Osteoarthritis can affect one or both joints. Many factors increase the chances of this disease: the risk rises with age, and usually starts from the late 40s; it’s twice as common in women as it is in men and also presents in people who are overweight, especially middle-aged women.
At present there’s no cure for osteoarthritis, although medicines and therapies can help relieve symptoms. Injections are sometimes given directly into a very painful joint. Surgery may be recommended if pain is severe; arthroscopy involves inserting a small scope into the knee, enabling the surgeon to remove damaged parts of the joint (this is called ‘debridement’) that may be causing pain. This procedure is most commonly carried out to replace knee joints. A newer alternative to total knee replacement surgery suitable for younger patients is called ‘resurfacing’, replacing only the worn-out, arthritic areas.
There are many different structures inside and outside the knee. These include ligaments, which connect your bones together, articular cartilage, which covers the end of the shin bone and thigh bone in the knee joint, and a crescent-shaped disc called a meniscus. Damage to any of these structures can cause swelling, pain and stiffness, making daily weight-bearing and movement very difficult.
What causes it?
Direct blows to the knee or violent twisting and stretching during sporting activities and accidents such as falls put the joint through a greater range of motion than it can tolerate, causing tears and strains.

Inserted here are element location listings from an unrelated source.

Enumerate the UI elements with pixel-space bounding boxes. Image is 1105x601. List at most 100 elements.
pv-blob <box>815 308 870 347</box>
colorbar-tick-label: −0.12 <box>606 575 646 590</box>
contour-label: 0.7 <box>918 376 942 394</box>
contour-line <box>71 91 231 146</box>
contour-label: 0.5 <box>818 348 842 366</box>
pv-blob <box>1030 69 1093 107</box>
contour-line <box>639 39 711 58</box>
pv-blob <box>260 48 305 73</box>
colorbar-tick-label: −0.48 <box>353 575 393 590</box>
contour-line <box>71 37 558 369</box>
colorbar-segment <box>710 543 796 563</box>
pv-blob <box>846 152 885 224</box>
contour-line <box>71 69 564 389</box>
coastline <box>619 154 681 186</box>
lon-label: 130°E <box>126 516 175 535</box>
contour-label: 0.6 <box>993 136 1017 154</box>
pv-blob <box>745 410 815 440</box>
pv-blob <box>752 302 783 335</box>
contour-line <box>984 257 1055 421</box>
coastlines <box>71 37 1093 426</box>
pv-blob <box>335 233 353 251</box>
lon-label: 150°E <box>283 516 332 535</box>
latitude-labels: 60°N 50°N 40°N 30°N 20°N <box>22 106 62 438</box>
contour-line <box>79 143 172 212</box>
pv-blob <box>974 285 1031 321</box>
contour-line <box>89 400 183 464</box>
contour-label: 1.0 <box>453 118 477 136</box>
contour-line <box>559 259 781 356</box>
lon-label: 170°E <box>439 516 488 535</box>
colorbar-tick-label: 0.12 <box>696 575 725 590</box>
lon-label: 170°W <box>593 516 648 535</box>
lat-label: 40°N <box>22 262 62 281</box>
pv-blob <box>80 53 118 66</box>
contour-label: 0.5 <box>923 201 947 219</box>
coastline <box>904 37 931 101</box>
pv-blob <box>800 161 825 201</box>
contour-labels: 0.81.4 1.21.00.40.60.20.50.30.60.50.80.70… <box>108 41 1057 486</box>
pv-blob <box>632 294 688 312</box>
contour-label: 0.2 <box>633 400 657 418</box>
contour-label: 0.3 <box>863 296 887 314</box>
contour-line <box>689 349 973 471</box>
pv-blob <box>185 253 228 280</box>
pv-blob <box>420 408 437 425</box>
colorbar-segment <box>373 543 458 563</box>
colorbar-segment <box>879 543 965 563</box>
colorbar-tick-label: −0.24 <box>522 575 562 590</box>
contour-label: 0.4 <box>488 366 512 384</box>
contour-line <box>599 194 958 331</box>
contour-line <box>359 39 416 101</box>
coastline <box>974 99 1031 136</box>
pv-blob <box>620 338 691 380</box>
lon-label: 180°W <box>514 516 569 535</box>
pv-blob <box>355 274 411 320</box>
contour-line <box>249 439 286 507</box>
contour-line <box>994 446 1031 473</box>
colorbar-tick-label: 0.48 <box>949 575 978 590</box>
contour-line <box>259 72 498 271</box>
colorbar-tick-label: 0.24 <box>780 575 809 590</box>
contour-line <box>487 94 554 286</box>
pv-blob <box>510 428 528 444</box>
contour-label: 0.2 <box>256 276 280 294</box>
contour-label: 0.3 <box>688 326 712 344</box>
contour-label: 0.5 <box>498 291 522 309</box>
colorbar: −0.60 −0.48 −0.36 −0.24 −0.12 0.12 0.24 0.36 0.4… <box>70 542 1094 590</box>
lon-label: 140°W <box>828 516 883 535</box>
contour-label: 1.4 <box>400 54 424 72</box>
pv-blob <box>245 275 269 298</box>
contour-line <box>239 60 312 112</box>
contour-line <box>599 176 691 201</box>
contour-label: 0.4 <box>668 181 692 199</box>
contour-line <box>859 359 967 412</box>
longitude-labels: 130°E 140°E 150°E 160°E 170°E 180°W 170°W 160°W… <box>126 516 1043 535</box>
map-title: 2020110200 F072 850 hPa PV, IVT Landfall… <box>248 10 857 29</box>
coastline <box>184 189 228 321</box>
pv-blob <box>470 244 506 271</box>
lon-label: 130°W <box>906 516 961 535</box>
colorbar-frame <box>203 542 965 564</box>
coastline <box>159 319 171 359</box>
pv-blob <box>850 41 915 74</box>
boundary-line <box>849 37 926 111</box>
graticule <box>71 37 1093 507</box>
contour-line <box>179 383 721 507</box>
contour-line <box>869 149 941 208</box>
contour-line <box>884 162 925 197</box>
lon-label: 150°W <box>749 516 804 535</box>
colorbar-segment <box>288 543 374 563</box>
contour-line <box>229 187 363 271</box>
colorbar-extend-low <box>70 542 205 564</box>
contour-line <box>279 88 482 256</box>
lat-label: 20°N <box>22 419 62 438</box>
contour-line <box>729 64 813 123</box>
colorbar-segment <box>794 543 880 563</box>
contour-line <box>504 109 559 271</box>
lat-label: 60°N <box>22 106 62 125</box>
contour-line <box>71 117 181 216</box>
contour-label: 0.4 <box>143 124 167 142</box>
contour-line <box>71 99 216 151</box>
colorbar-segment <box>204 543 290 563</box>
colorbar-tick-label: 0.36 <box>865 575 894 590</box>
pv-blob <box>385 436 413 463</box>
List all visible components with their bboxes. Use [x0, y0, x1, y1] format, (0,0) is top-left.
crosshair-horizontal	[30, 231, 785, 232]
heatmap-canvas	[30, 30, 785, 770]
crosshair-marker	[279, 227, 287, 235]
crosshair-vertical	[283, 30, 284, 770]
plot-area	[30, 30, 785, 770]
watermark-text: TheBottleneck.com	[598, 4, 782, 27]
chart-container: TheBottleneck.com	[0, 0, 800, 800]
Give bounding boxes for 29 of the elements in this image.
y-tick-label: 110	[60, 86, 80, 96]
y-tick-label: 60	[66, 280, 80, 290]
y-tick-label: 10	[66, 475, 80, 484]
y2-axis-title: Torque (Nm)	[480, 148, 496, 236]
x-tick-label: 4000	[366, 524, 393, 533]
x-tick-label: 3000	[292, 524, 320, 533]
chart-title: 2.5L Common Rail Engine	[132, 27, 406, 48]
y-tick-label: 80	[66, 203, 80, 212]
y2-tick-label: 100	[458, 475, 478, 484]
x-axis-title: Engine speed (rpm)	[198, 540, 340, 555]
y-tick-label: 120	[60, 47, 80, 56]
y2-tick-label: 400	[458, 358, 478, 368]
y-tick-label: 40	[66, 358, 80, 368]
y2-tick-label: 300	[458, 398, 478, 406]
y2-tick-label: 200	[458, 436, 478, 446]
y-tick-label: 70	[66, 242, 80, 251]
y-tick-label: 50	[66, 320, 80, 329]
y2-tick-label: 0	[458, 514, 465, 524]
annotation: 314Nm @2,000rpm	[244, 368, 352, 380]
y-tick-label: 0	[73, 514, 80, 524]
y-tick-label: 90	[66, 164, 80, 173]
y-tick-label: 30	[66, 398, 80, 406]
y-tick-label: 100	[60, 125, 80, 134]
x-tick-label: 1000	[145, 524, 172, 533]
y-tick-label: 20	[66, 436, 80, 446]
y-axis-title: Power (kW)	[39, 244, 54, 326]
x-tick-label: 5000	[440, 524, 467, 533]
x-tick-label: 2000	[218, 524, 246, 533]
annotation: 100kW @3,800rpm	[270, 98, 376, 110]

Rest and painkillers are a common treatment, but depending on the injury, physiotherapy sessions may be required to strengthen the knee muscle. In severe cases, undergoing surgery may be necessary to repair the injury.
When less invasive treatments have failed, a joint replacement may be necessary
This involves replacing painful, worn, arthritic or cancerous joints with artificial ones, known as prostheses. The entire joint is not always removed. Sometimes surgeons only replace the damaged parts. The most common replacements are hips and knees, but shoulders, ankles, fingers and elbows can also be replaced. Prosthetic joints can be made from plastic, metal or a combination of the two. Older patients who are not particularly active, and those with weak bones, will usually have their new joints cemented into place. Younger patients who have good bone quality are generally given an uncemented joint, although this method has a longer recovery process. With good physiotherapy and rehabilitation, the prognosis of major joint replacement surgery is excellent in 95% of cases.